相关类Executor,Executors,AbstractExecutorService,ExecutorService
Executor:整个线程池执行者框架的顶层接口。定义了一个execute方法,整个线程执行者框架的核心方法。
public interface Executor {
void execute(Runnable command);
}AbstractExecutorService:实现了ExecutorService接口中的submit,invokeAll的方法。
public Future<?> submit(Runnable task) {
if (task == null) throw new NullPointerException();
RunnableFuture<Void> ftask = newTaskFor(task, null);
execute(ftask);
return ftask;
}
public <T> Future<T> submit(Runnable task, T result) {
if (task == null) throw new NullPointerException();
RunnableFuture<T> ftask = newTaskFor(task, result);
execute(ftask);
return ftask;
}
public <T> Future<T> submit(Callable<T> task) {
if (task == null) throw new NullPointerException();
RunnableFuture<T> ftask = newTaskFor(task);
execute(ftask);
return ftask;
}
在这里,所有submit方法提交的任务最终还是调用了execute方法,execute是接口Executor中定义的方法,AbstractExecutorService没有实现它,
需要子类去实现这个方法,ThreadPoolExecutor继承了AbstractExecutorService,它实现了execute方法。ScheduledThreadPoolExecutor继承自
ThreadPoolExecutor,并覆盖了ThreadPoolExecutor的execute方法。这个方法是线程执行框者架的核心逻辑,不同的线程池执行者有不同的实现逻辑。

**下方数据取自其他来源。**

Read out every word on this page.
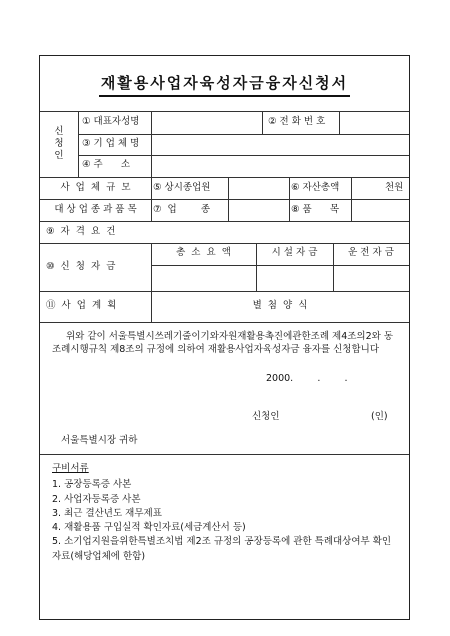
재활용사업자육성자금융자신청서
신
청
인
① 대표자성명	② 전 화 번 호
③ 기 업 체 명
④ 주      소
사  업  체  규  모	⑤ 상시종업원	⑥ 자산총액	천원
대 상 업 종 과 품 목	⑦  업        종	⑧ 품      목
⑨  자  격  요  건
⑩  신  청  자  금
총  소  요  액	시 설 자 금	운 전 자 금
⑪  사  업  계  획	별  첨  양  식
위와 같이 서울특별시쓰레기줄이기와자원재활용촉진에관한조례 제4조의2와 동조례시행규칙 제8조의 규정에 의하여 재활용사업자육성자금 융자를 신청합니다
2000.        .        .
신청인	(인)
서울특별시장 귀하
구비서류
1. 공장등록증 사본
2. 사업자등록증 사본
3. 최근 결산년도 재무제표
4. 재활용품 구입실적 확인자료(세금계산서 등)
5. 소기업지원을위한특별조치법 제2조 규정의 공장등록에 관한 특례대상여부 확인 자료(해당업체에 한함)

AbstractExecutorService的功能较为简单,实现了不同参数的submit,invokeAll方法。
ThreadPoolExecutor线程池执行者:它有一个核心的成员变量:
private final HashSet<Worker> workers = new HashSet<Worker>();
workers可以看做是ThreadPoolExecutor中用于运行任务的线程池。
worker是一个封装了一个Thread对象并实现了Runnable接口的类。封装Thread很容易理解,因为它要利用Thread去运行execute方法提交过来的runnable任务,
但是为什么会继承runnable接口呢?
下面是剔除了部分代码的Worker源码:
private final class Worker
extends AbstractQueuedSynchronizer
implements Runnable
{
final Thread thread;
Runnable firstTask;
Worker(Runnable firstTask) {
setState(-1);
this.firstTask = firstTask;
this.thread = getThreadFactory().newThread(this);
}
public void run() {
runWorker(this);
}
}跟踪runWorker(this)方法:
final void runWorker(Worker w) {
Thread wt = Thread.currentThread();
Runnable task = w.firstTask;
w.firstTask = null;
w.unlock();
boolean completedAbruptly = true;
try {
while (task != null || (task = getTask()) != null) {
w.lock();
if ((runStateAtLeast(ctl.get(), STOP) ||
(Thread.interrupted() &&
runStateAtLeast(ctl.get(), STOP))) &&
!wt.isInterrupted())
wt.interrupt();
try {
beforeExecute(wt, task);
Throwable thrown = null;
try {
task.run();//在这里直接调用了目标任务的run方法,并没有将它传给Thread对象。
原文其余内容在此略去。